I didn’t realize I was collapsing until I was down, the asphalt rough and comfortable against my cheek. I coughed, almost certain that the warmth in my throat wasn’t blood. I rolled to my back, watching the rain fall from the distant clouds down onto my face like a manga cliché.

Sabine Glapion appeared, looming over me. She was soaked, her blouse clinging to her skin, her eyes wide and horror-struck.

You’re in danger, I tried to say. Maybe you noticed. Nothing intelligible came out. Then the black man was kneeling beside me. He had a long, careworn face, and a dark scar ran across one cheek.

“Don’t move,” he said, all concern and soft vowels. “You’re hurt. You need a doctor.”

“Y’think?” I managed, and he smiled a wide, warm, goofy grin. I lay back, darkness crowding the edges of my vision. The last coherent thought I had before I passed out was, Oh shit. That’s Joseph Mfume.

FOURTEEN

In the years before I left home, I went to the emergency room exactly once. Christmas Day, when I was twelve, I had a stomach flu so bad I was getting dehydrated. My father put me in the car, gave me a towel to puke into, and drove me to the ER where they drugged my guts into submission and kept me alive with an IV drip. By the time I got home, my brothers had opened all my presents for me.

Since inheriting Uncle Eric’s money, I’d spent a lot more time in the hospital recovering from wounds of my own and caring for the people who’d been hurt working with me. Swimming back to consciousness, I recognized the dim fluorescent twilight, the smell of antiseptic, the squeak of nurses’ shoes against linoleum. I tried to remember what had happened. A car wreck? No. Someone had stabbed me. Or something.

I tried to sit up and my left side from collarbone to hip lit on fire. I fell back to the bed, gasping. The ceiling above me was all-white acoustical tile. I came a little more awake. My right arm was bandaged. My left knee was swollen to about twice its normal size. I probed my ribs gently through the thin blue hospital gown. My right side felt merely sore and angry. I only tried touching the left side once.

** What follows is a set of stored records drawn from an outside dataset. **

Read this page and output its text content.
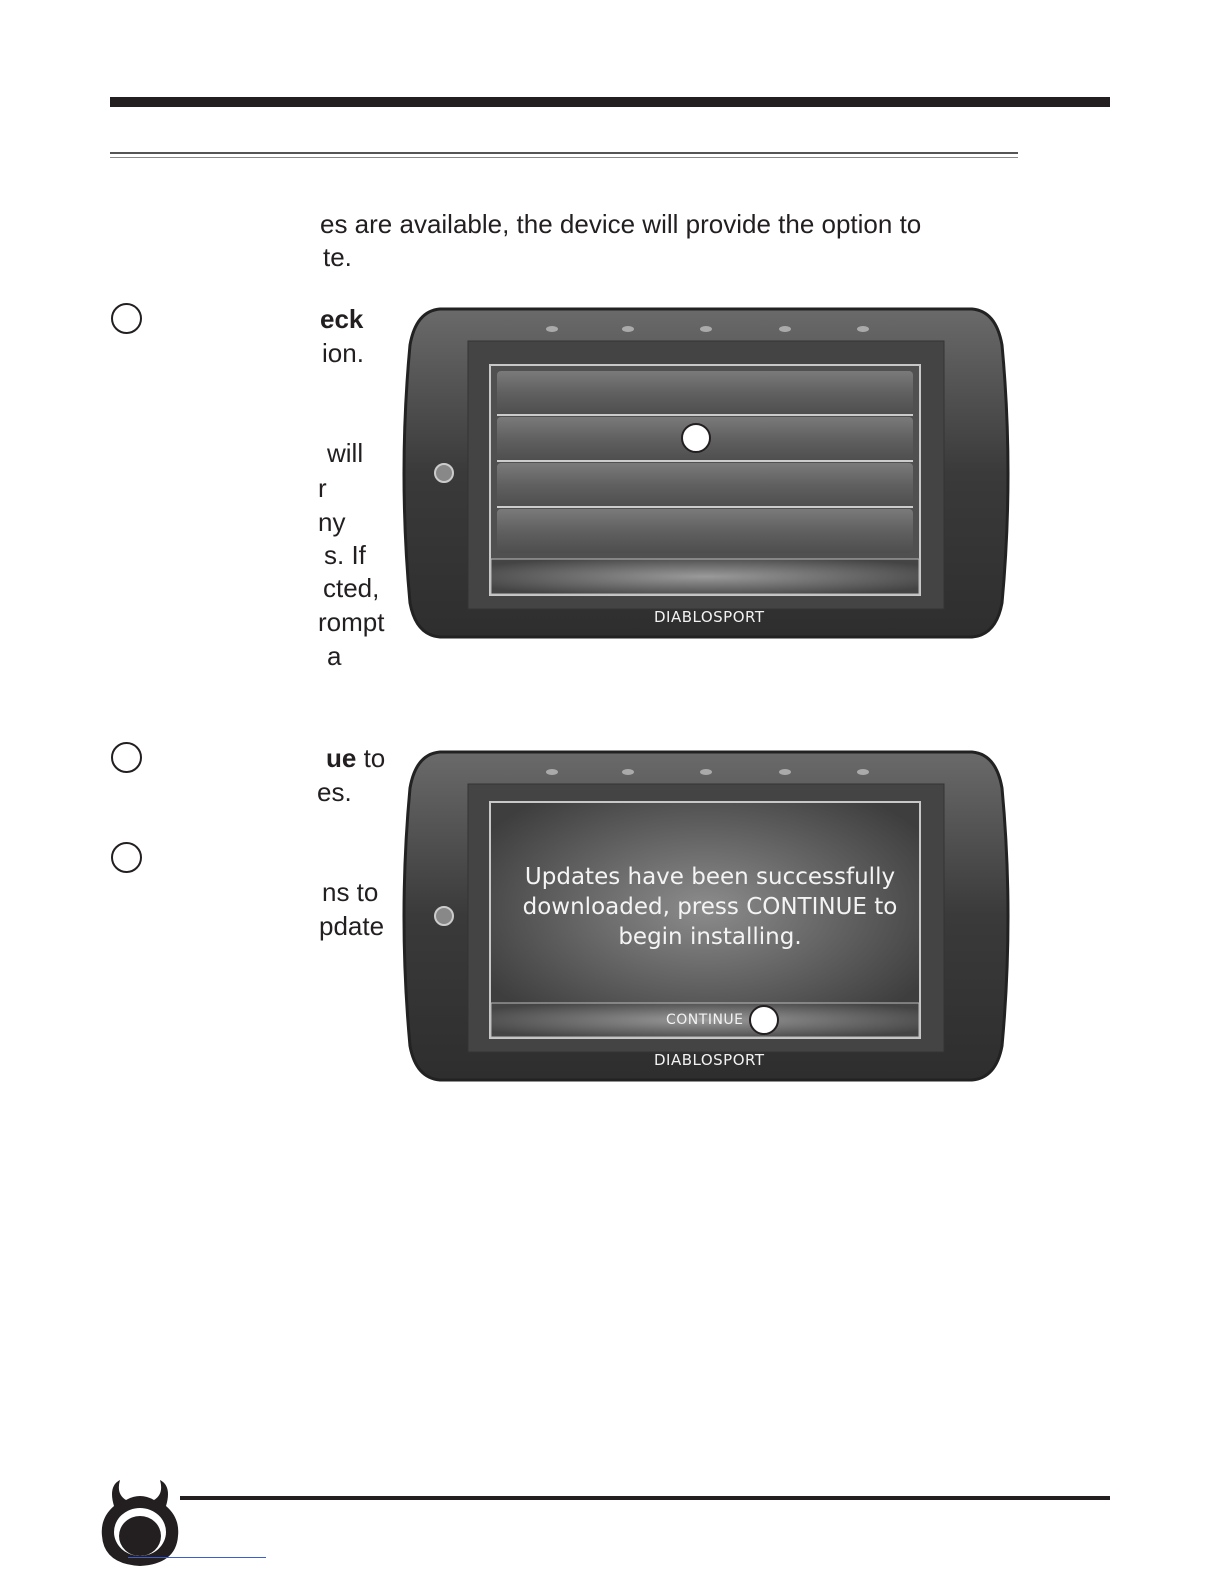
es are available, the device will provide the option to
te.
eck
ion.
will
r
ny
s. If
cted,
rompt
a
ue to
es.
ns to
pdate
DIABLOSPORT
Updates have been successfully
downloaded, press CONTINUE to
begin installing.
CONTINUE
DIABLOSPORT
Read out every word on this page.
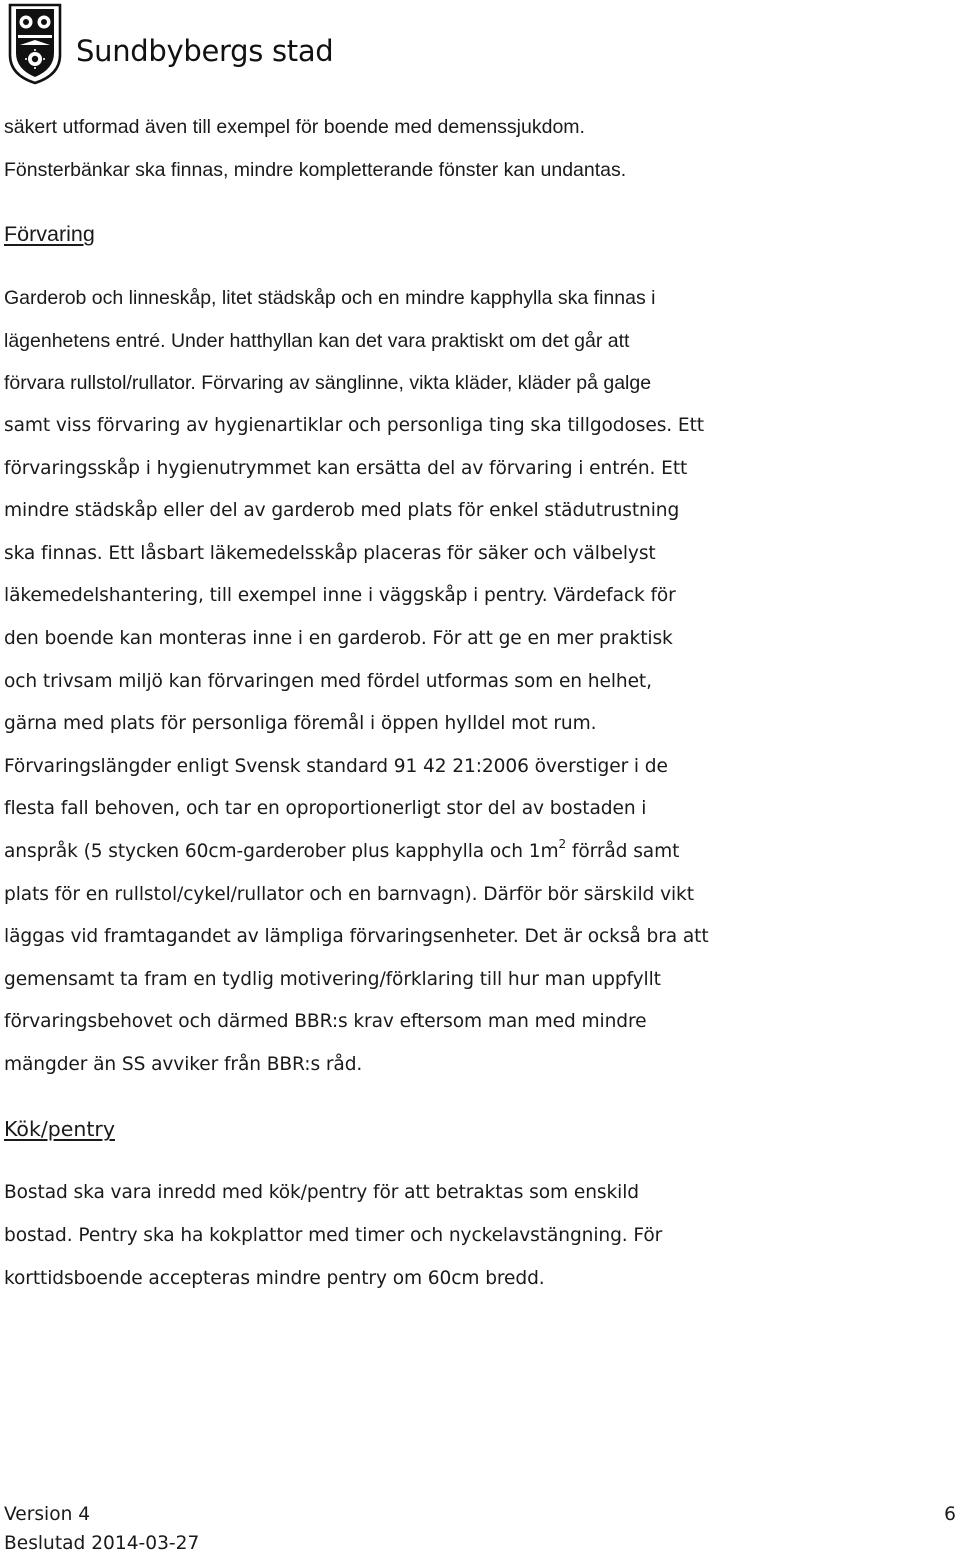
Sundbybergs stad

säkert utformad även till exempel för boende med demenssjukdom.

Fönsterbänkar ska finnas, mindre kompletterande fönster kan undantas.

Förvaring

Garderob och linneskåp, litet städskåp och en mindre kapphylla ska finnas i

lägenhetens entré. Under hatthyllan kan det vara praktiskt om det går att

förvara rullstol/rullator. Förvaring av sänglinne, vikta kläder, kläder på galge

samt viss förvaring av hygienartiklar och personliga ting ska tillgodoses. Ett

förvaringsskåp i hygienutrymmet kan ersätta del av förvaring i entrén. Ett

mindre städskåp eller del av garderob med plats för enkel städutrustning

ska finnas. Ett låsbart läkemedelsskåp placeras för säker och välbelyst

läkemedelshantering, till exempel inne i väggskåp i pentry. Värdefack för

den boende kan monteras inne i en garderob. För att ge en mer praktisk

och trivsam miljö kan förvaringen med fördel utformas som en helhet,

gärna med plats för personliga föremål i öppen hylldel mot rum.

Förvaringslängder enligt Svensk standard 91 42 21:2006 överstiger i de

flesta fall behoven, och tar en oproportionerligt stor del av bostaden i

anspråk (5 stycken 60cm-garderober plus kapphylla och $1m^2$ förråd samt

plats för en rullstol/cykel/rullator och en barnvagn). Därför bör särskild vikt

läggas vid framtagandet av lämpliga förvaringsenheter. Det är också bra att

gemensamt ta fram en tydlig motivering/förklaring till hur man uppfyllt

förvaringsbehovet och därmed BBR:s krav eftersom man med mindre

mängder än SS avviker från BBR:s råd.

Kök/pentry

Bostad ska vara inredd med kök/pentry för att betraktas som enskild

bostad. Pentry ska ha kokplattor med timer och nyckelavstängning. För

korttidsboende accepteras mindre pentry om 60cm bredd.

Version 4
Beslutad 2014-03-27
6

Joseph Mfume. I’d been fighting with something-a rider in its full, unhidden form-and I’d been saved by the serial killer and rapist who’d started the whole messy thing. I remembered Sabine Glapion standing in the unfalling rain of the crossroads between the real world and Next Door. Well, she’d still been alive last time I saw her, so that had to be a good thing. I craned my neck, but there were no clocks. I needed to find out how long I’d been there. I needed to find out where exactly I was, for that matter.

I needed to find Aubrey and Ex and Chogyi Jake. The best I could manage was a nurse call button. After what felt like an hour, I hit it again. A couple hours after that, a nurse came, explained to me that I had hairline fractures in two of my ribs, soft tissue damage to the connective tissue in my knee, and they’d stapled my arm closed where it had been cut. When I asked him who’d brought me in, he didn’t know. When I asked for my stuff, he said he’d try to find it. He pronounced my name “Jane” and I didn’t correct him.

A couple junior cups of fruit juice later, I was feeling almost human. The so-called hairline fractures hurt like hell anytime I moved or laughed or breathed in too deep, but I took comfort in the intellectual knowledge that they only felt shattered. I forced myself to sit up, then slowly, carefully, figured out how I could walk without mind-altering pain. By the time a different nurse appeared with my things, I could see the first, faint light of dawn in the windows.

My clothes were gone, cut off me by the paramedics. My laptop case was rain-soaked, but the interior looked dry enough that it might have escaped harm. The leather backpack I used as a purse was probably trashed. The scraps of paper inside were all waterlogged, and Dr. Inondé’s unpleasant little gris-gris had leaked something gray and filmy over the interior pouch. I checked my cell phone’s side pocket with a sense of dread. What I took for dead was actually just turned off, and when I powered it back up, it seemed fine. I had five messages waiting for me. I sat on the threadbare chair by the window, the hospital gown wrapped tightly around me in an attempt to preserve what was left of my modesty, and called voice mail.